Coq - Obtaining equality from match statement
Question
Here's a simplified version of something I'm trying to implement in Coq. I have an inductive type, say foo, whose constructor takes in another type A, and a function with inputs in A.
Inductive foo :=
| constructor (A : Type) (f : A -> bool).
I also have a function which, given an object of type foo, tells me what type was used to construct it.
Definition foo_type (x : foo) :=
match x with
| constructor A f => A
end.
So far so good. But now, I want to define a function which takes in an object x of type foo and an object y of type foo_type x, and returns the f y, where f is the function used in the constructor of x.
However, this doesn't work. Coq tells me that there is a type error: y is of type foo_type x, when it should be of type A.
Now, I know that foo_type x evaluates to A in this situation. Using this stackoverflow question, I found a function I can use that takes as input an equality of types A = B and an element a : A and returns a, but of type B. However, to make use of this, I need to be able to obtain the equality foo_type x = A within the match part of my function definition. This boils down to obtaining the equality x = constructor A f.
So: within a match x with statement in my definition, is it possible to extract the equality x = constructor A f? How can I do this? Or is there another way to get around this issue?
Answer
You need to use dependent pattern matching (an give some information to Coq) to get an equality proof between a term and its pattern-matched content:
match x as x0 return x = x0 -> ... with
| pat => fun (e : x = pat) => ...
| ...
end eq_refl
On the outside of the match construct, you can build a term eq_refl : x = x that is refined during pattern matching. This is called the convoy pattern in Certified programming with dependent types.
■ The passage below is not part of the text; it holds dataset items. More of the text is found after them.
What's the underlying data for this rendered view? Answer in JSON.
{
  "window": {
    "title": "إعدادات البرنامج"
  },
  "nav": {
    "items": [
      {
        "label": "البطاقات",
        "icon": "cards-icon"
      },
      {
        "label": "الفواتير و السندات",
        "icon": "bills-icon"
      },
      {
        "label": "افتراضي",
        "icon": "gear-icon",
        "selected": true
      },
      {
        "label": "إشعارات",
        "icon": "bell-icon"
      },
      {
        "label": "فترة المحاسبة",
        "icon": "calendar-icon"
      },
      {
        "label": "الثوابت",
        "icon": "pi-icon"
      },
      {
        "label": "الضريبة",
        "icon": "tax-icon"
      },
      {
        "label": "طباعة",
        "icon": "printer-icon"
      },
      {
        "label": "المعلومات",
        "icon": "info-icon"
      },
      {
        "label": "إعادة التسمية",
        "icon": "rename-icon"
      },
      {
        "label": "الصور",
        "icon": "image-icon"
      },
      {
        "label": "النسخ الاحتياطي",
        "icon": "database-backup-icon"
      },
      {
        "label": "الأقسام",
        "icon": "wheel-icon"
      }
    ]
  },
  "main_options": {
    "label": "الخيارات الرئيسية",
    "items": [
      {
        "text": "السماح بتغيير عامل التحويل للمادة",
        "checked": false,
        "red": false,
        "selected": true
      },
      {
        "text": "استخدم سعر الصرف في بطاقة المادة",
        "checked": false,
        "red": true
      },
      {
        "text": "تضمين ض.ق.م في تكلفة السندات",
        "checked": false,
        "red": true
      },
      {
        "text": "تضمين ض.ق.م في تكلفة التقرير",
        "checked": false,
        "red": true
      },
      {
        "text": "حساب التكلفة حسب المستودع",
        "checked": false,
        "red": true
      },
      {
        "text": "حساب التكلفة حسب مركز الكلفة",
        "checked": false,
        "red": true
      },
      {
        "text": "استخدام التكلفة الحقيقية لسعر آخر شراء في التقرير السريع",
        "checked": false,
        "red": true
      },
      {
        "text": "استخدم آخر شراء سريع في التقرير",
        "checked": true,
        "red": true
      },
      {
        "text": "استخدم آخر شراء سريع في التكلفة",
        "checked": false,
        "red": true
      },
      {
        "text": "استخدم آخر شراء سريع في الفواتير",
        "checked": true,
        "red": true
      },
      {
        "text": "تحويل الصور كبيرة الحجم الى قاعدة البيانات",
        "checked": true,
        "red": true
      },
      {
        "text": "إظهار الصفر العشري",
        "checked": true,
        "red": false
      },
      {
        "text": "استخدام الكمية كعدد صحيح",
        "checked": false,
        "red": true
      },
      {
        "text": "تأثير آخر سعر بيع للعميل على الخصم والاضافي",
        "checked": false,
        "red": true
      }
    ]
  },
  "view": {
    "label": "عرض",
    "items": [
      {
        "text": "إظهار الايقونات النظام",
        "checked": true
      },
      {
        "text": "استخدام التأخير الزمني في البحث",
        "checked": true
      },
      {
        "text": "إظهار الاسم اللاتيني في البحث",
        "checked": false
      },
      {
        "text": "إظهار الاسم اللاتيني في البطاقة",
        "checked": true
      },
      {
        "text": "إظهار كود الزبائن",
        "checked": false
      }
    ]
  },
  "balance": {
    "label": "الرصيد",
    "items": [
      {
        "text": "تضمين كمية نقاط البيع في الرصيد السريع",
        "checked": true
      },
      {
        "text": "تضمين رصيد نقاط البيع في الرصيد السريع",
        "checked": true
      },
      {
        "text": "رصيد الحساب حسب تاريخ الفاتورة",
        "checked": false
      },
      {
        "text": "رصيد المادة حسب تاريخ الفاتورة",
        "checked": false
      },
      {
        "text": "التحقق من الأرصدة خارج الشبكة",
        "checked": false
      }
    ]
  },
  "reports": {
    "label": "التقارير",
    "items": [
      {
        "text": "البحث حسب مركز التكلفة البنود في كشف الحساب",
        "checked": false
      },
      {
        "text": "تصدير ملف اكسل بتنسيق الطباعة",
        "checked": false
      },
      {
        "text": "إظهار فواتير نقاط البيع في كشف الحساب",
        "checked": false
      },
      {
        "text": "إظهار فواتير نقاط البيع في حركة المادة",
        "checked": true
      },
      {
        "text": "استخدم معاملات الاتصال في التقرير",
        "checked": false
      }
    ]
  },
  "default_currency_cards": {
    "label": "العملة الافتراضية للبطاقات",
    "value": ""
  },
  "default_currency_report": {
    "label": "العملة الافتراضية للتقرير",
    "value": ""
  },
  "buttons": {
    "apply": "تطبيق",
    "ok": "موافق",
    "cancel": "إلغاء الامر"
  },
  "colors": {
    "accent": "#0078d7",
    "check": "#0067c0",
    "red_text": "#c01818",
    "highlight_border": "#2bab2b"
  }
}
In your case however there is a related, slightly simpler alternative, still using dependent pattern matching:
Definition foo_func (x : foo) (y : (foo_type x)) :=
match x as x0 return foo_type x0 -> bool with
| constructor A f => fun y => f y
end y.
A: I would never write the first version, unless I was feeling the need to write particularly bad code. Use the second version! (And you would need about the same thing anyway, whether explicit or folded into an existing lemma, to actually rewrite the equality you get from the first version in the type of any term.)